Going for gold: passive flows and price fluctuations

This article is part of
Alternative Investments - September 2014

Investors may be familiar with the concept of investing in passive strategies such as exchange traded funds to get exposure to indices including the FTSE 100 and S&P 500. But passive products do not just provide UK retail investors with access to equities and fixed income.

The range and type of passive products on the market has become more sophisticated, with investors now able to access returns through ETFs, exchange-traded commodities or currency (ETCs) and exchange traded notes (ETNs), although this last product remains a small part of the market.

For those wanting to invest in commodities and gold, they can now do so through this wider range of exchange-traded products.

Moving the gold price

Gold has been experiencing a torrid time recently as investors have been reluctant to put their money into what is generally considered a defensive, ‘safe haven’ asset.

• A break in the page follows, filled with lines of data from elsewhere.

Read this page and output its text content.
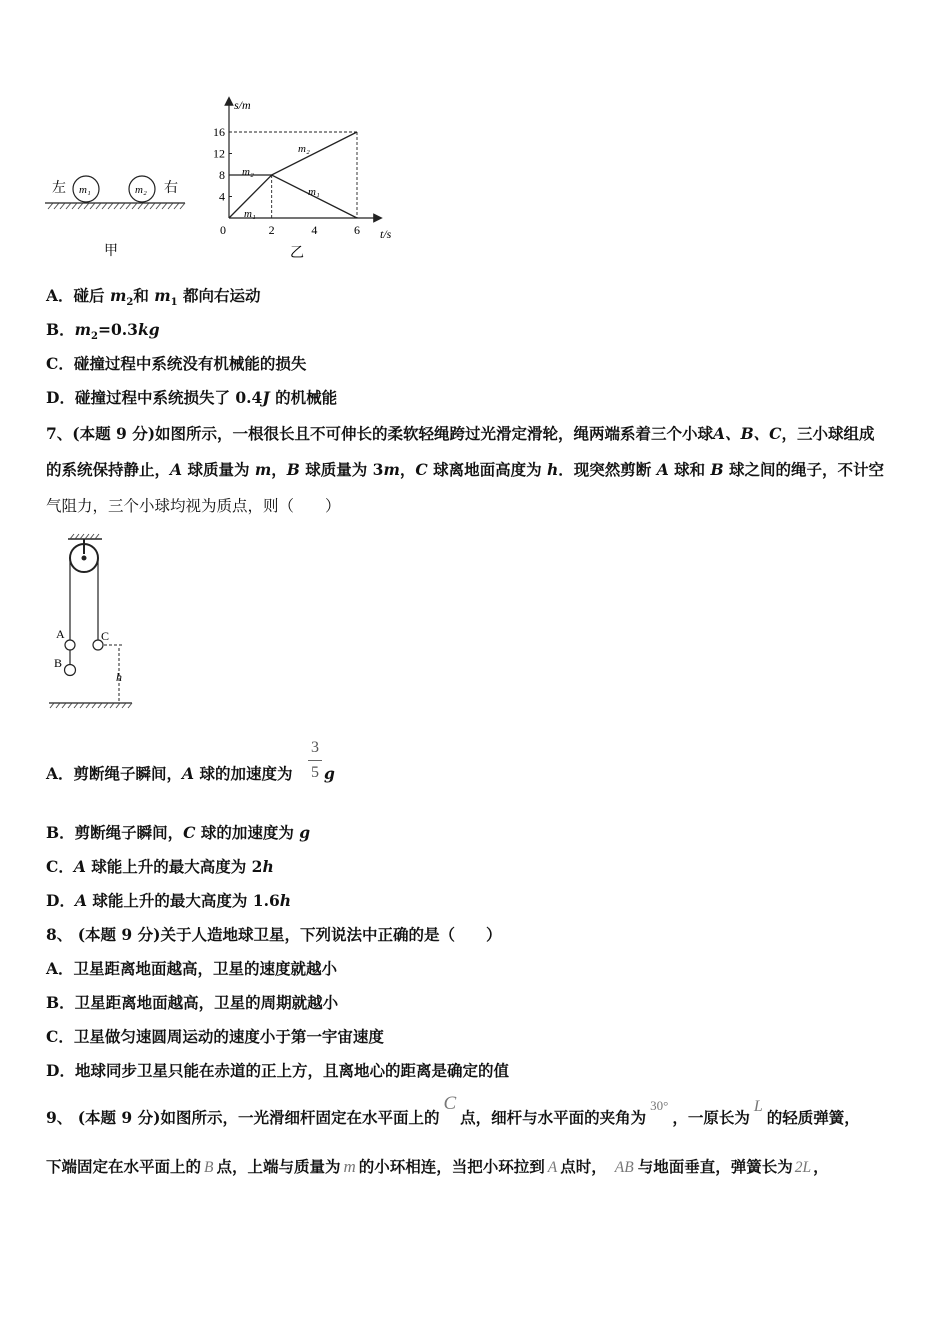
左 m₁	m₂ 右
甲
s/m
t/s
4
8
12
16
0	2	4	6
m₂
m₂
m₁
m₁
乙
A．碰后 $m_2$和 $m_1$ 都向右运动
B．$m_2=0.3kg$
C．碰撞过程中系统没有机械能的损失
D．碰撞过程中系统损失了 0.4J 的机械能
7、(本题 9 分)如图所示，一根很长且不可伸长的柔软轻绳跨过光滑定滑轮，绳两端系着三个小球A、B、C，三小球组成
的系统保持静止，A 球质量为 m，B 球质量为 3m，C 球离地面高度为 h．现突然剪断 A 球和 B 球之间的绳子，不计空
气阻力，三个小球均视为质点，则（　　）
A
B
C
h
A．剪断绳子瞬间，A 球的加速度为
3
5 g
B．剪断绳子瞬间，C 球的加速度为 g
C．A 球能上升的最大高度为 2h
D．A 球能上升的最大高度为 1.6h
8、 (本题 9 分)关于人造地球卫星，下列说法中正确的是（　　）
A．卫星距离地面越高，卫星的速度就越小
B．卫星距离地面越高，卫星的周期就越小
C．卫星做匀速圆周运动的速度小于第一宇宙速度
D．地球同步卫星只能在赤道的正上方，且离地心的距离是确定的值
9、 (本题 9 分)如图所示，一光滑细杆固定在水平面上的C点，细杆与水平面的夹角为$^{30^\circ}$，一原长为L的轻质弹簧，
下端固定在水平面上的 B 点，上端与质量为 m 的小环相连，当把小环拉到 A 点时， AB 与地面垂直，弹簧长为 2L ，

Global gold demand was 16 per cent lower at 964 tonnes in the second quarter of 2014 than a year earlier, as global jewellery demand, which represents more than half of total global gold demand, took a hit. Figures from the World Gold Council show demand for jewellery was down 30 per cent year on year in the period to 510 tonnes.

Total investment demand for gold, which includes investment in bars and coins combined with ETFs investment, paints a rosier picture: up 4 per cent in the second quarter of this year to 235 tonnes.

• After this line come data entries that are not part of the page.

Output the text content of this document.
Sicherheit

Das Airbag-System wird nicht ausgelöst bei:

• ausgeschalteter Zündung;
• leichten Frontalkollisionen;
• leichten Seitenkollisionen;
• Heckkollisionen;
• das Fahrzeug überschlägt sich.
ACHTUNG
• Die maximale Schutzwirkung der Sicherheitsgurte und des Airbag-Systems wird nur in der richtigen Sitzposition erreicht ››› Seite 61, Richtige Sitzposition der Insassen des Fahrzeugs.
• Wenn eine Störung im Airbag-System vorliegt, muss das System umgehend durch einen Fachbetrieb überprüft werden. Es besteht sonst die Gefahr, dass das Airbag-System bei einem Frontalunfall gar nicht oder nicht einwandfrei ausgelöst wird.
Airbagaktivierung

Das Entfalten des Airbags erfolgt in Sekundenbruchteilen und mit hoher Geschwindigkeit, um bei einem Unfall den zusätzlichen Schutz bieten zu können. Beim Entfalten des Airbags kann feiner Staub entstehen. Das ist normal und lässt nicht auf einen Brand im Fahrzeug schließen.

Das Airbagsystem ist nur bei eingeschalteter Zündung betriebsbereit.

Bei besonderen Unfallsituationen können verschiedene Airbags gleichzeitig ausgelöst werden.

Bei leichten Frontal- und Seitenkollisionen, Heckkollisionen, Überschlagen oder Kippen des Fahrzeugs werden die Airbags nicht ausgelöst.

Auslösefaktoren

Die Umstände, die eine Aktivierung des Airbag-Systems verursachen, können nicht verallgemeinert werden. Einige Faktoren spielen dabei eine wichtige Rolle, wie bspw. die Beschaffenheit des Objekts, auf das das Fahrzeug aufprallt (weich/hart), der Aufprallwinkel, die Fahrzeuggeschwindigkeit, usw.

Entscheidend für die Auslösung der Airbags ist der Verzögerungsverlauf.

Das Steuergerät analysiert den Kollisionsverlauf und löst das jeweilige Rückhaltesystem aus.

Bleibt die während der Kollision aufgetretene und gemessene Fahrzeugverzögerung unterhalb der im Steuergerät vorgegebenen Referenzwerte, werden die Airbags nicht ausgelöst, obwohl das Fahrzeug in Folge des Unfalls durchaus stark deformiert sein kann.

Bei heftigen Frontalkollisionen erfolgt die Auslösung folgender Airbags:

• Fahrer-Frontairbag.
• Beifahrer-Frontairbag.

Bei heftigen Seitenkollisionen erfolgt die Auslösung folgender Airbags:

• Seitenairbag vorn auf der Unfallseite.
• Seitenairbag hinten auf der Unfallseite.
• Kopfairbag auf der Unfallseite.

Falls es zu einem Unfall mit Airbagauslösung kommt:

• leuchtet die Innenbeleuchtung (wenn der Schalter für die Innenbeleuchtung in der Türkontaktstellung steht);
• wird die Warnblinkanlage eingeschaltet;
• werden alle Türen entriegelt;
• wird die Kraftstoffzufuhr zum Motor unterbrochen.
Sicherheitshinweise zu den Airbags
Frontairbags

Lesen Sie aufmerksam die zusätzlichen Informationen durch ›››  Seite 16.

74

The World Gold Council states: “In the second quarter of 2014, many investors were uncertain about the direction and momentum of the gold price, while traders in price sensitive markets were far less active due to low volatility.

“The quarter did see an improvement in investor sentiment towards ETFs compared to last year. Outflows stood at 40 tonnes for the quarter, a tenth of the redemptions seen in the same quarter a year ago.”

It explains that the majority of these outflows occurred at the beginning of the quarter, and had turned to “marginal inflows” by the end of the period.

Gold supply is predicted to peak this year and then plateau over the next four to six quarters, according to the World Gold Council.

Jason Hollands, managing director of Bestinvest, claims physical gold prices have failed to “stage a convincing bounce back” so far this year. He acknowledges that one of the aspects of investing in gold that both advisers and investors struggle with is putting a value on this asset.

“While shares can be valued based on their profits or the attractiveness of their yield, the price of a lump of metal of limited real world utility is hard to value on a fundamental basis,” he says. Mr Hollands believes the growth in gold passive products has had an impact on its price.

He explains: “As a finite asset, the gold price is driven by demand and supply; it is ultimately worth what the next person is prepared to pay for it.

“Physical demand and supply can be influenced by factors such as industrial action in the mining industry, extraction costs, central banks dumping or building reserves, or factors such as the wedding season in India (the biggest market for physical gold).